Les deux hommes ont été convaincus par leur famille de remettre les armes afin de bénéficier des dispositions contenues dans la charte pour la paix et la réconciliation nationale. Ils reconnaîtront avoir pris part, sous les ordres de leurs « émirs », à de faux barrages au cours desquels plusieurs personnes, dont des jeunes appelés militaires et des commerçants ont été assassinées.

Parmi les éléments condamnés à la peine capitale par contumace figure Ali Mehira, le commanditaire de l’attentat suicide qui a visé dans la région le président de la République, M. Abdelaziz Bouteflika. On y trouve, aussi, C. Toufik, âgé actuellement de 34 ans, l’un des terroristes candidats à l’exécution d’attentats kamikazes.

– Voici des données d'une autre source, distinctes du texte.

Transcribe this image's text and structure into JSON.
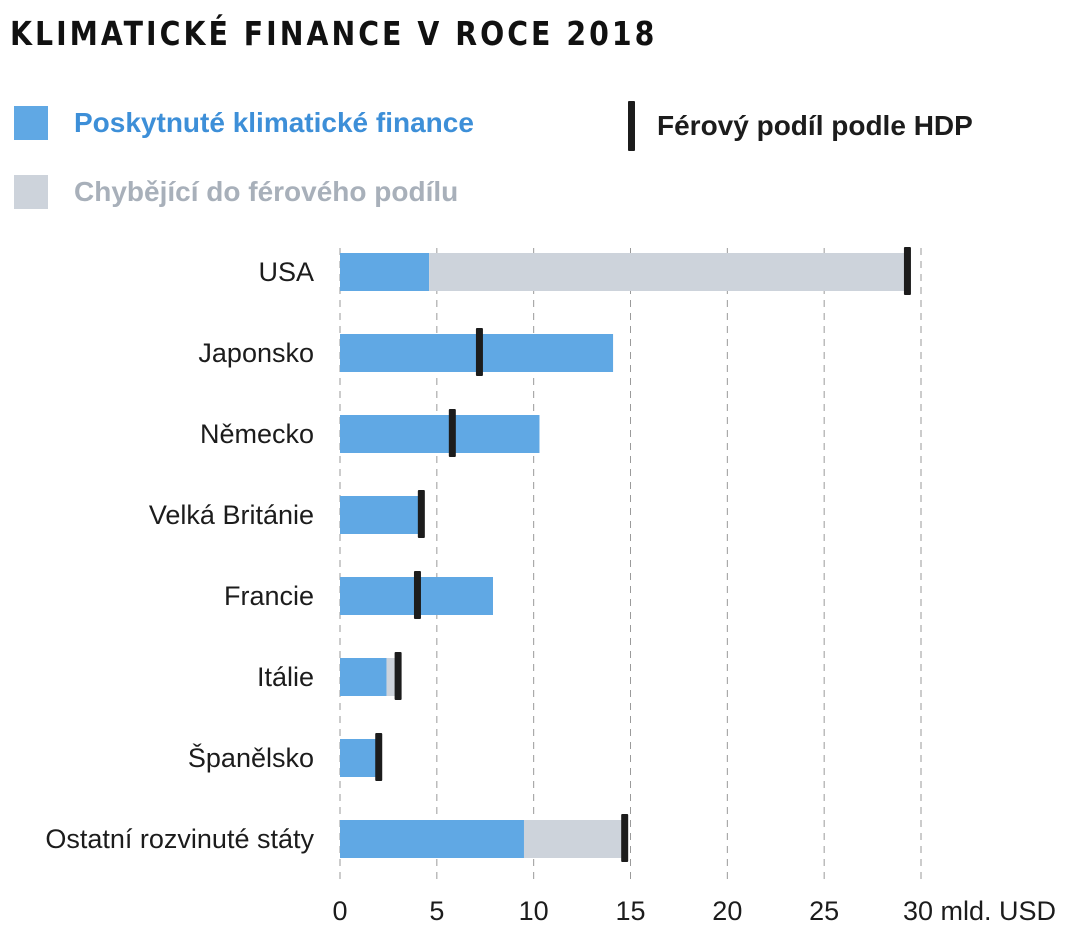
{
  "title": "KLIMATICKÉ FINANCE V ROCE 2018",
  "legend": {
    "provided": {
      "label": "Poskytnuté klimatické finance",
      "color": "#60a8e4",
      "text_color": "#3d8fd8"
    },
    "missing": {
      "label": "Chybějící do férového podílu",
      "color": "#cdd3db",
      "text_color": "#a8b0ba"
    },
    "fair_share": {
      "label": "Férový podíl podle HDP",
      "color": "#1c1c1c"
    }
  },
  "chart_data": {
    "type": "bar",
    "orientation": "horizontal",
    "stacked": true,
    "title": "KLIMATICKÉ FINANCE V ROCE 2018",
    "categories": [
      "USA",
      "Japonsko",
      "Německo",
      "Velká Británie",
      "Francie",
      "Itálie",
      "Španělsko",
      "Ostatní rozvinuté státy"
    ],
    "series": [
      {
        "name": "Poskytnuté klimatické finance",
        "values": [
          4.6,
          14.1,
          10.3,
          4.1,
          7.9,
          2.4,
          1.9,
          9.5
        ],
        "color": "#60a8e4"
      },
      {
        "name": "Chybějící do férového podílu",
        "values": [
          24.7,
          0,
          0,
          0,
          0,
          0.6,
          0,
          5.2
        ],
        "color": "#cdd3db"
      }
    ],
    "markers": {
      "name": "Férový podíl podle HDP",
      "values": [
        29.3,
        7.2,
        5.8,
        4.2,
        4.0,
        3.0,
        2.0,
        14.7
      ],
      "color": "#1c1c1c"
    },
    "xlim": [
      0,
      30
    ],
    "xticks": [
      0,
      5,
      10,
      15,
      20,
      25,
      30
    ],
    "xtick_labels": [
      "0",
      "5",
      "10",
      "15",
      "20",
      "25",
      "30 mld. USD"
    ],
    "grid": "vertical dashed"
  }
}
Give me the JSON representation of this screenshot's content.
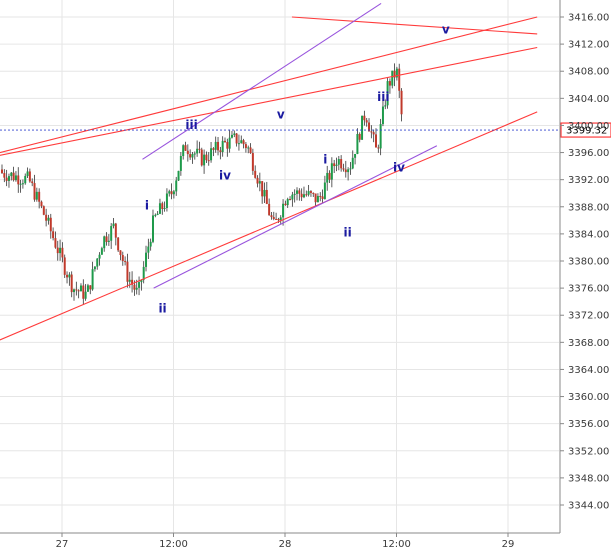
{
  "chart_data": {
    "type": "candlestick",
    "instrument": "",
    "y_axis": {
      "ticks": [
        "3416.00",
        "3412.00",
        "3408.00",
        "3404.00",
        "3400.00",
        "3396.00",
        "3392.00",
        "3388.00",
        "3384.00",
        "3380.00",
        "3376.00",
        "3372.00",
        "3368.00",
        "3364.00",
        "3360.00",
        "3356.00",
        "3352.00",
        "3348.00",
        "3344.00"
      ],
      "range": [
        3340,
        3418
      ]
    },
    "x_axis": {
      "ticks": [
        "27",
        "12:00",
        "28",
        "12:00",
        "29"
      ]
    },
    "last_price": {
      "label": "3399.32",
      "value": 3399.32,
      "color": "#ff3b3b"
    },
    "series_hint": [
      {
        "t": 0,
        "close": 3393
      },
      {
        "t": 0.12,
        "close": 3392
      },
      {
        "t": 0.2,
        "close": 3386
      },
      {
        "t": 0.27,
        "close": 3380
      },
      {
        "t": 0.32,
        "close": 3376
      },
      {
        "t": 0.38,
        "close": 3375
      },
      {
        "t": 0.45,
        "close": 3383
      },
      {
        "t": 0.5,
        "close": 3385
      },
      {
        "t": 0.56,
        "close": 3378
      },
      {
        "t": 0.61,
        "close": 3375
      },
      {
        "t": 0.68,
        "close": 3386
      },
      {
        "t": 0.76,
        "close": 3390
      },
      {
        "t": 0.82,
        "close": 3397
      },
      {
        "t": 0.9,
        "close": 3395
      },
      {
        "t": 0.98,
        "close": 3397
      },
      {
        "t": 1.05,
        "close": 3398
      },
      {
        "t": 1.1,
        "close": 3397
      },
      {
        "t": 1.16,
        "close": 3391
      },
      {
        "t": 1.22,
        "close": 3385
      },
      {
        "t": 1.28,
        "close": 3390
      },
      {
        "t": 1.35,
        "close": 3390
      },
      {
        "t": 1.42,
        "close": 3389
      },
      {
        "t": 1.5,
        "close": 3395
      },
      {
        "t": 1.56,
        "close": 3394
      },
      {
        "t": 1.63,
        "close": 3402
      },
      {
        "t": 1.68,
        "close": 3396
      },
      {
        "t": 1.73,
        "close": 3406
      },
      {
        "t": 1.77,
        "close": 3408
      },
      {
        "t": 1.8,
        "close": 3399
      }
    ],
    "trend_lines": [
      {
        "name": "",
        "color": "#ff3b3b",
        "from": {
          "t": -0.25,
          "price": 3394
        },
        "to": {
          "t": 2.4,
          "price": 3416
        }
      },
      {
        "name": "",
        "color": "#ff3b3b",
        "from": {
          "t": -0.25,
          "price": 3394
        },
        "to": {
          "t": 2.4,
          "price": 3411.5
        }
      },
      {
        "name": "",
        "color": "#ff3b3b",
        "from": {
          "t": -0.25,
          "price": 3365
        },
        "to": {
          "t": 2.4,
          "price": 3402
        }
      },
      {
        "name": "",
        "color": "#ff3b3b",
        "from": {
          "t": 1.3,
          "price": 3416
        },
        "to": {
          "t": 2.4,
          "price": 3413.5
        }
      },
      {
        "name": "",
        "color": "#9955dd",
        "from": {
          "t": 0.63,
          "price": 3395
        },
        "to": {
          "t": 1.7,
          "price": 3418
        }
      },
      {
        "name": "",
        "color": "#9955dd",
        "from": {
          "t": 0.68,
          "price": 3376
        },
        "to": {
          "t": 1.95,
          "price": 3397
        }
      }
    ],
    "wave_labels": [
      {
        "text": "iii",
        "t": 0.85,
        "price": 3399.5
      },
      {
        "text": "v",
        "t": 1.25,
        "price": 3401
      },
      {
        "text": "iv",
        "t": 1.0,
        "price": 3392
      },
      {
        "text": "i",
        "t": 0.65,
        "price": 3387.6
      },
      {
        "text": "ii",
        "t": 0.72,
        "price": 3372.4
      },
      {
        "text": "i",
        "t": 1.45,
        "price": 3394.4
      },
      {
        "text": "iv",
        "t": 1.78,
        "price": 3393.2
      },
      {
        "text": "ii",
        "t": 1.55,
        "price": 3383.6
      },
      {
        "text": "iii",
        "t": 1.71,
        "price": 3403.6
      },
      {
        "text": "v",
        "t": 1.99,
        "price": 3413.6
      }
    ],
    "colors": {
      "up": "#1e9a4a",
      "down": "#c0392b",
      "grid": "#e6e6e6",
      "axis": "#888888",
      "price_line": "#3344cc"
    }
  }
}
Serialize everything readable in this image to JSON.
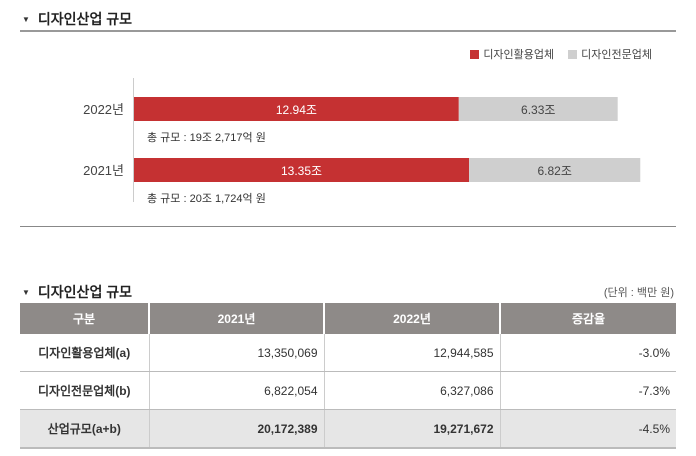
{
  "section1": {
    "title": "디자인산업 규모"
  },
  "section2": {
    "title": "디자인산업 규모",
    "unit": "(단위 : 백만 원)"
  },
  "chart_data": {
    "type": "bar",
    "orientation": "horizontal",
    "stacked": true,
    "categories": [
      "2022년",
      "2021년"
    ],
    "series": [
      {
        "name": "디자인활용업체",
        "color": "#c53132",
        "values": [
          12.94,
          13.35
        ],
        "labels": [
          "12.94조",
          "13.35조"
        ]
      },
      {
        "name": "디자인전문업체",
        "color": "#cfcfcf",
        "values": [
          6.33,
          6.82
        ],
        "labels": [
          "6.33조",
          "6.82조"
        ]
      }
    ],
    "totals": [
      "총 규모 : 19조 2,717억 원",
      "총 규모 : 20조 1,724억 원"
    ],
    "unit": "조"
  },
  "table": {
    "headers": [
      "구분",
      "2021년",
      "2022년",
      "증감율"
    ],
    "rows": [
      [
        "디자인활용업체(a)",
        "13,350,069",
        "12,944,585",
        "-3.0%"
      ],
      [
        "디자인전문업체(b)",
        "6,822,054",
        "6,327,086",
        "-7.3%"
      ],
      [
        "산업규모(a+b)",
        "20,172,389",
        "19,271,672",
        "-4.5%"
      ]
    ]
  }
}
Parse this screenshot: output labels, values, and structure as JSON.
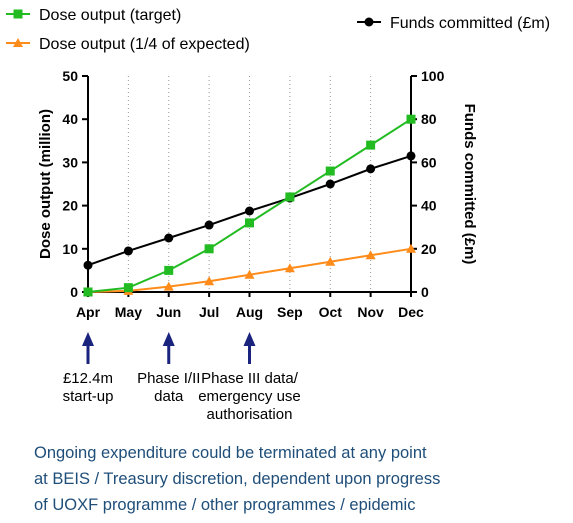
{
  "chart_data": {
    "type": "line",
    "categories": [
      "Apr",
      "May",
      "Jun",
      "Jul",
      "Aug",
      "Sep",
      "Oct",
      "Nov",
      "Dec"
    ],
    "series": [
      {
        "name": "Dose output (target)",
        "axis": "left",
        "color": "#22bb22",
        "marker": "square",
        "values": [
          0,
          1,
          5,
          10,
          16,
          22,
          28,
          34,
          40
        ]
      },
      {
        "name": "Dose output (1/4 of expected)",
        "axis": "left",
        "color": "#ff8c1a",
        "marker": "triangle",
        "values": [
          0,
          0.25,
          1.25,
          2.5,
          4,
          5.5,
          7,
          8.5,
          10
        ]
      },
      {
        "name": "Funds committed (£m)",
        "axis": "right",
        "color": "#000000",
        "marker": "circle",
        "values": [
          12.4,
          19,
          25,
          31,
          37.5,
          43.5,
          50,
          57,
          63
        ]
      }
    ],
    "y_left": {
      "label": "Dose output (million)",
      "range": [
        0,
        50
      ],
      "ticks": [
        0,
        10,
        20,
        30,
        40,
        50
      ]
    },
    "y_right": {
      "label": "Funds committed (£m)",
      "range": [
        0,
        100
      ],
      "ticks": [
        0,
        20,
        40,
        60,
        80,
        100
      ]
    },
    "grid": "vertical dotted",
    "legend": "top",
    "annotations": [
      {
        "category": "Apr",
        "lines": [
          "£12.4m",
          "start-up"
        ]
      },
      {
        "category": "Jun",
        "lines": [
          "Phase I/II",
          "data"
        ]
      },
      {
        "category": "Aug",
        "lines": [
          "Phase III data/",
          "emergency use",
          "authorisation"
        ]
      }
    ],
    "annotation_arrow_color": "#1a237e"
  },
  "footnote": [
    "Ongoing expenditure could be terminated at any point",
    "at BEIS / Treasury discretion, dependent upon progress",
    "of UOXF programme / other programmes / epidemic"
  ]
}
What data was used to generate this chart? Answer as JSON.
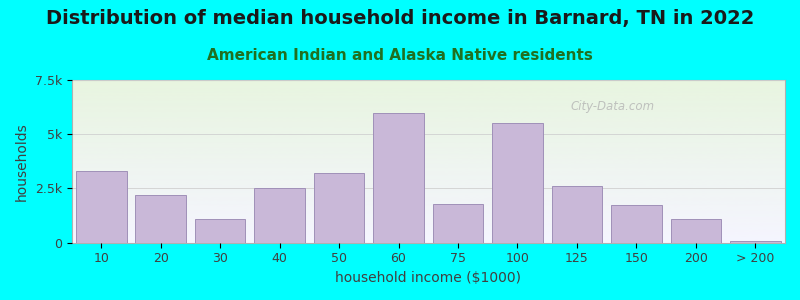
{
  "title": "Distribution of median household income in Barnard, TN in 2022",
  "subtitle": "American Indian and Alaska Native residents",
  "xlabel": "household income ($1000)",
  "ylabel": "households",
  "background_color": "#00FFFF",
  "bar_color": "#c9b8d8",
  "bar_edge_color": "#a090b8",
  "watermark": "City-Data.com",
  "categories": [
    "10",
    "20",
    "30",
    "40",
    "50",
    "60",
    "75",
    "100",
    "125",
    "150",
    "200",
    "> 200"
  ],
  "values": [
    3300,
    2200,
    1100,
    2500,
    3200,
    6000,
    1800,
    5500,
    2600,
    1750,
    1100,
    100
  ],
  "ylim": [
    0,
    7500
  ],
  "yticks": [
    0,
    2500,
    5000,
    7500
  ],
  "ytick_labels": [
    "0",
    "2.5k",
    "5k",
    "7.5k"
  ],
  "title_fontsize": 14,
  "subtitle_fontsize": 11,
  "axis_label_fontsize": 10,
  "tick_fontsize": 9
}
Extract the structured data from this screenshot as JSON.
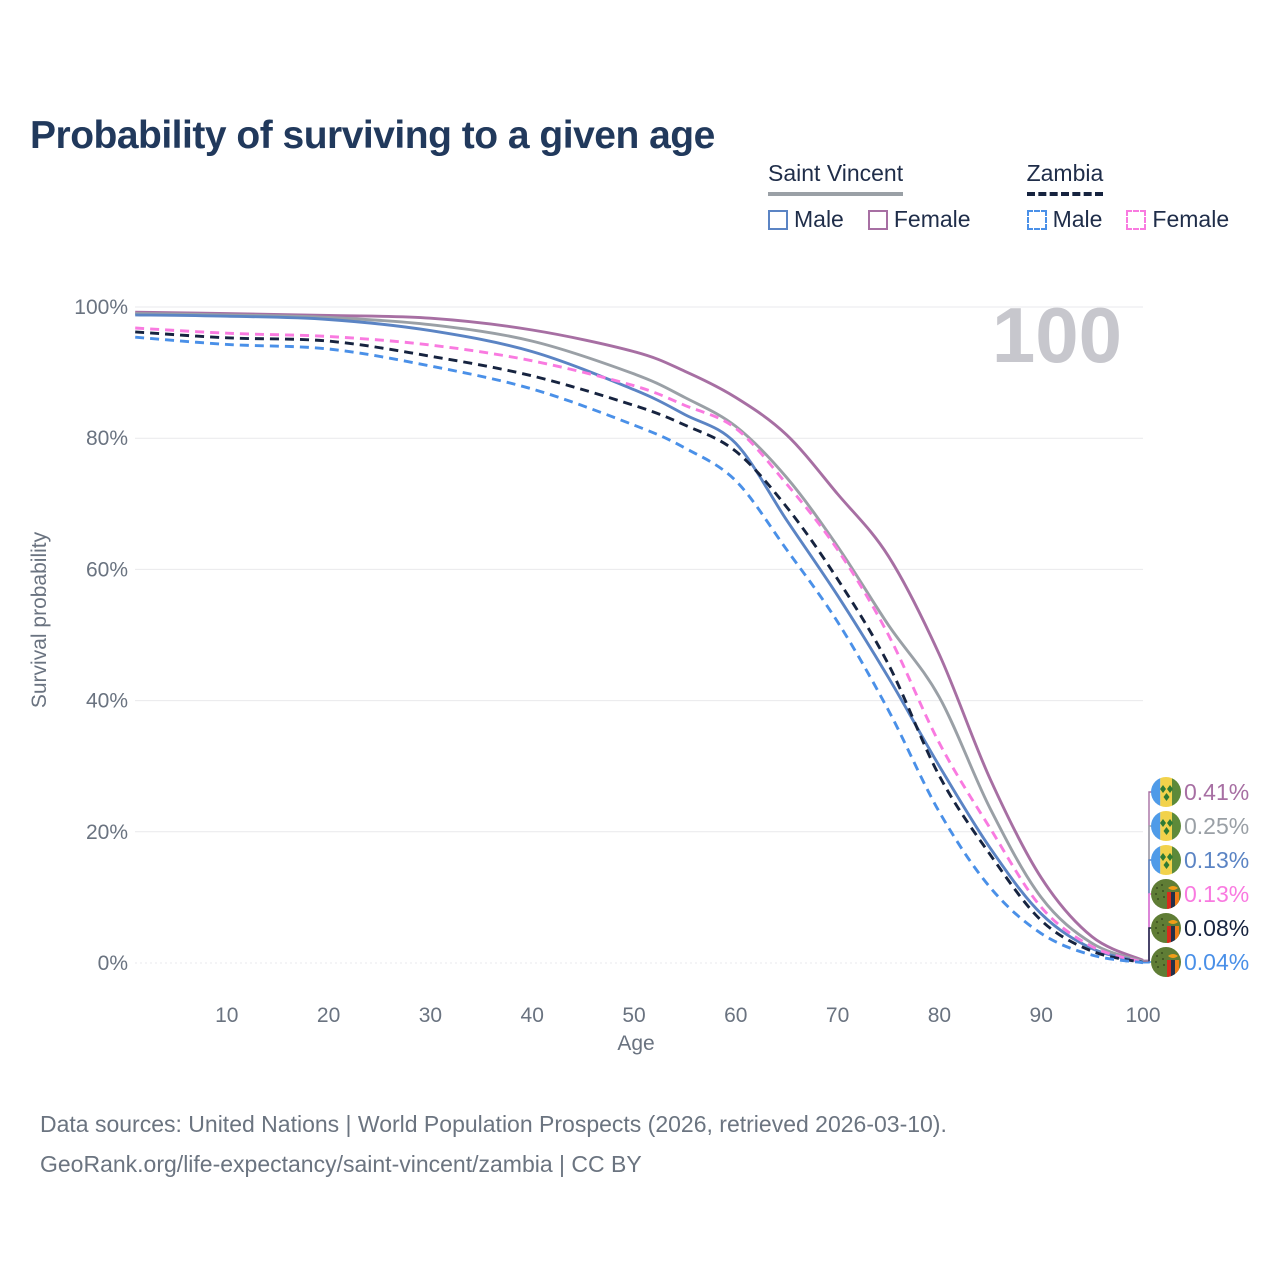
{
  "title": "Probability of surviving to a given age",
  "watermark": "100",
  "legend": {
    "groups": [
      {
        "title": "Saint Vincent",
        "line_style": "solid",
        "underline_color": "#9aa0a6",
        "items": [
          {
            "label": "Male",
            "color": "#5b84c4",
            "dash": false
          },
          {
            "label": "Female",
            "color": "#a76fa3",
            "dash": false
          }
        ]
      },
      {
        "title": "Zambia",
        "line_style": "dashed",
        "underline_color": "#16233f",
        "items": [
          {
            "label": "Male",
            "color": "#4a90e8",
            "dash": true
          },
          {
            "label": "Female",
            "color": "#f97ae0",
            "dash": true
          }
        ]
      }
    ]
  },
  "chart_data": {
    "type": "line",
    "title": "Probability of surviving to a given age",
    "xlabel": "Age",
    "ylabel": "Survival probability",
    "xlim": [
      1,
      100
    ],
    "ylim": [
      0,
      100
    ],
    "grid": true,
    "x_ticks": [
      10,
      20,
      30,
      40,
      50,
      60,
      70,
      80,
      90,
      100
    ],
    "y_ticks": [
      {
        "value": 100,
        "label": "100%"
      },
      {
        "value": 80,
        "label": "80%"
      },
      {
        "value": 60,
        "label": "60%"
      },
      {
        "value": 40,
        "label": "40%"
      },
      {
        "value": 20,
        "label": "20%"
      },
      {
        "value": 0,
        "label": "0%"
      }
    ],
    "ages": [
      1,
      10,
      20,
      30,
      40,
      50,
      55,
      60,
      65,
      70,
      75,
      80,
      85,
      90,
      95,
      100
    ],
    "series": [
      {
        "name": "Saint Vincent Female",
        "country": "Saint Vincent",
        "sex": "Female",
        "color": "#a76fa3",
        "dash": "solid",
        "end_label": "0.41%",
        "flag": "saint-vincent",
        "values": [
          99.2,
          99.0,
          98.7,
          98.3,
          96.5,
          93.2,
          90.2,
          86.2,
          80.5,
          71.5,
          62.0,
          47.0,
          28.0,
          13.0,
          4.0,
          0.41
        ]
      },
      {
        "name": "Saint Vincent Both sexes",
        "country": "Saint Vincent",
        "sex": "Both sexes",
        "color": "#9aa0a6",
        "dash": "solid",
        "end_label": "0.25%",
        "flag": "saint-vincent",
        "values": [
          99.0,
          98.8,
          98.4,
          97.3,
          94.8,
          89.8,
          86.2,
          81.8,
          74.0,
          63.5,
          51.5,
          40.5,
          23.5,
          10.0,
          3.0,
          0.25
        ]
      },
      {
        "name": "Saint Vincent Male",
        "country": "Saint Vincent",
        "sex": "Male",
        "color": "#5b84c4",
        "dash": "solid",
        "end_label": "0.13%",
        "flag": "saint-vincent",
        "values": [
          98.8,
          98.6,
          98.1,
          96.4,
          93.2,
          87.4,
          83.6,
          79.2,
          67.5,
          56.0,
          43.5,
          30.0,
          17.5,
          7.5,
          2.2,
          0.13
        ]
      },
      {
        "name": "Zambia Female",
        "country": "Zambia",
        "sex": "Female",
        "color": "#f97ae0",
        "dash": "dashed",
        "end_label": "0.13%",
        "flag": "zambia",
        "values": [
          96.8,
          96.0,
          95.5,
          94.2,
          91.8,
          88.0,
          85.0,
          81.5,
          73.0,
          63.0,
          50.0,
          33.5,
          20.5,
          8.5,
          2.5,
          0.13
        ]
      },
      {
        "name": "Zambia Both sexes",
        "country": "Zambia",
        "sex": "Both sexes",
        "color": "#16233f",
        "dash": "dashed",
        "end_label": "0.08%",
        "flag": "zambia",
        "values": [
          96.2,
          95.3,
          94.8,
          92.5,
          89.5,
          85.0,
          82.0,
          78.0,
          69.5,
          58.5,
          45.5,
          28.5,
          16.5,
          6.5,
          1.8,
          0.08
        ]
      },
      {
        "name": "Zambia Male",
        "country": "Zambia",
        "sex": "Male",
        "color": "#4a90e8",
        "dash": "dashed",
        "end_label": "0.04%",
        "flag": "zambia",
        "values": [
          95.4,
          94.3,
          93.6,
          91.0,
          87.5,
          82.0,
          78.5,
          73.5,
          63.0,
          52.0,
          38.5,
          23.0,
          11.5,
          4.5,
          1.2,
          0.04
        ]
      }
    ]
  },
  "footer": {
    "line1": "Data sources: United Nations | World Population Prospects (2026, retrieved 2026-03-10).",
    "line2": "GeoRank.org/life-expectancy/saint-vincent/zambia | CC BY"
  }
}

Dans la salle, 4 terroristes étaient présents. Il s’agit de C. Rachid, né en 1965 à Bouaakal (Batna) et déjà condamné à la peine capitale par le tribunal criminel de Batna en 2008 ; A. Yacine, né en 1973 à Bouaakal (Batna), innocenté dans trois affaires puis condamné à 15 ans dans une quatrième; M. Mansour, né en 1965 à Ain Kercha (Oum El Bouaghi), placé sous mandat de dépôt depuis une semaine, enfin, C. Ahmed, né en 1962, à Tolga (Biskra), un ancien « émir » arrêté par les services de sécurité en 1996 et qui est emprisonné depuis. L’audience de ces derniers a continué durant toute la journée d’hier.